![]() |
Ilustrasi |
Di warung kopi ujung kampung, Mang Midun, Jek Pakis, dan Mak Irah kembali nongkrong seperti biasa. Topik hari itu bukan soal politik atau bansos, tapi soal yang lebih krusial: makan bergizi. Mak Irah membuka obrolan dengan gaya serius sambil menyeruput kopi: “Aku barusan nonton TV, katanya sekarang kita wajib makan bergizi tiga kali sehari.” Mang Midun langsung geleng-geleng kepala. “Tiga kali sehari? Lah, kita ini kadang makan dua kali aja udah syukur.”
Jek Pakis, yang sejak pagi cuma makan kerupuk dan teh manis, langsung tertawa. “Kalau makan bergizi itu maksudnya tempe, tahu, dan sambal terasi, aku setuju. Tapi kalau harus ada buah, daging, dan susu, itu sih buat menu pejabat!” katanya sambil menunjuk isi warung: mie instan, telur rebus, dan sepotong semangka sisa kemarin.

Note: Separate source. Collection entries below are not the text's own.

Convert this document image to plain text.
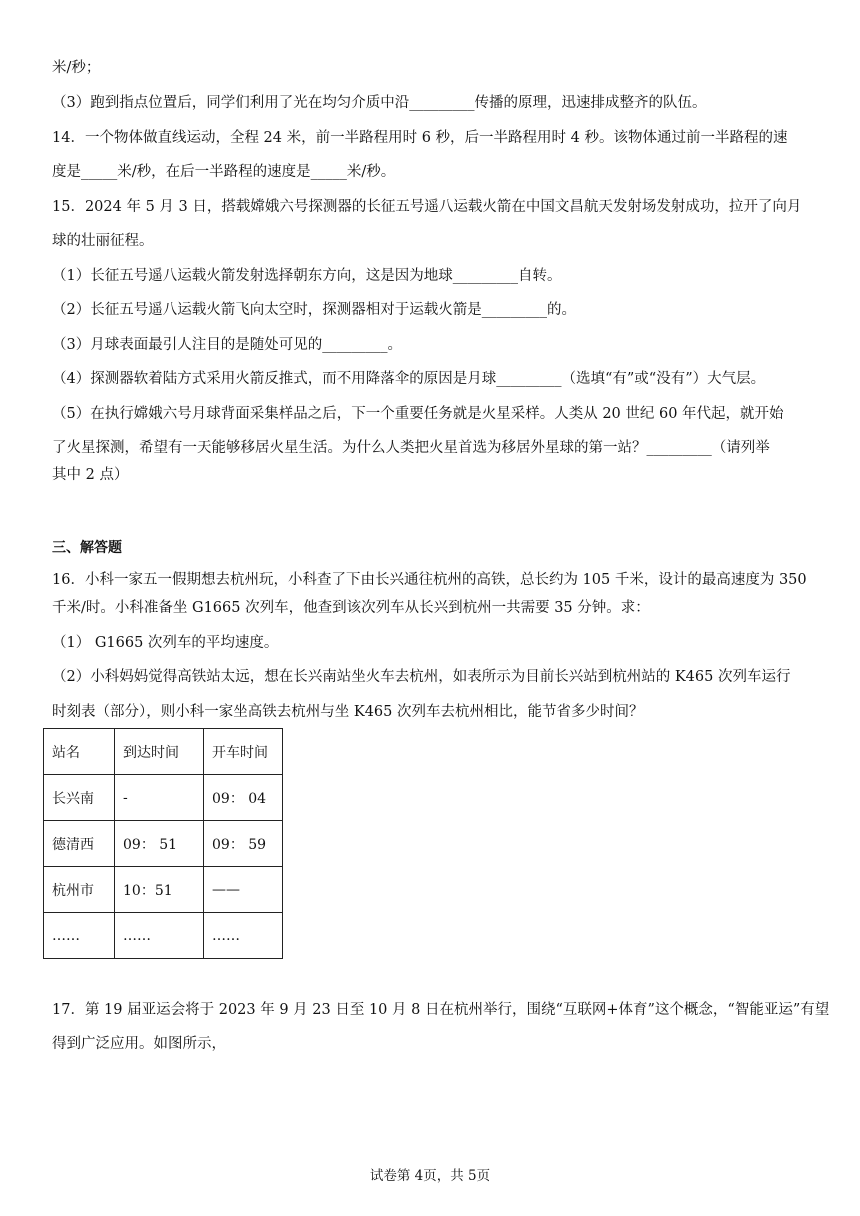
米/秒；
（3）跑到指点位置后，同学们利用了光在均匀介质中沿_________传播的原理，迅速排成整齐的队伍。
14．一个物体做直线运动，全程 24 米，前一半路程用时 6 秒，后一半路程用时 4 秒。该物体通过前一半路程的速
度是_____米/秒，在后一半路程的速度是_____米/秒。
15．2024 年 5 月 3 日，搭载嫦娥六号探测器的长征五号遥八运载火箭在中国文昌航天发射场发射成功，拉开了向月
球的壮丽征程。
（1）长征五号遥八运载火箭发射选择朝东方向，这是因为地球_________自转。
（2）长征五号遥八运载火箭飞向太空时，探测器相对于运载火箭是_________的。
（3）月球表面最引人注目的是随处可见的_________。
（4）探测器软着陆方式采用火箭反推式，而不用降落伞的原因是月球_________（选填“有”或“没有”）大气层。
（5）在执行嫦娥六号月球背面采集样品之后，下一个重要任务就是火星采样。人类从 20 世纪 60 年代起，就开始
了火星探测，希望有一天能够移居火星生活。为什么人类把火星首选为移居外星球的第一站？_________（请列举
其中 2 点）
三、解答题
16．小科一家五一假期想去杭州玩，小科查了下由长兴通往杭州的高铁，总长约为 105 千米，设计的最高速度为 350
千米/时。小科准备坐 G1665 次列车，他查到该次列车从长兴到杭州一共需要 35 分钟。求：
（1） G1665 次列车的平均速度。
（2）小科妈妈觉得高铁站太远，想在长兴南站坐火车去杭州，如表所示为目前长兴站到杭州站的 K465 次列车运行
时刻表（部分），则小科一家坐高铁去杭州与坐 K465 次列车去杭州相比，能节省多少时间？
站名	到达时间	开车时间
长兴南	-	09： 04
德清西	09： 51	09： 59
杭州市	10：51	——
……	……	……
17．第 19 届亚运会将于 2023 年 9 月 23 日至 10 月 8 日在杭州举行，围绕“互联网+体育”这个概念，“智能亚运”有望
得到广泛应用。如图所示，
试卷第 4页，共 5页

Mak Irah sempat mencoba program “makan sehat” seminggu penuh. Dia masak sayur bening tanpa garam karena katanya garam bikin darah tinggi. Tapi Mang Midun protes, “Sehat sih sehat, tapi rasanya kayak air cucian beras!” Mereka akhirnya sepakat: makan bergizi itu penting, tapi rasa juga harus diperhitungkan. Kesehatan jiwa sama pentingnya dengan kesehatan raga, apalagi kalau kantong sedang kempes.
“Mungkin yang bikin aturan makan bergizi itu nggak pernah ke warung kita,” celetuk Jek Pakis. “Kalau mereka pernah duduk di sini, pasti ngerti bahwa yang penting itu bukan apa yang dimakan, tapi bisa makan bareng dan ketawa bareng.” Mak Irah pun manggut-manggut bijak sambil membungkus sisa nasi goreng buat anaknya di rumah.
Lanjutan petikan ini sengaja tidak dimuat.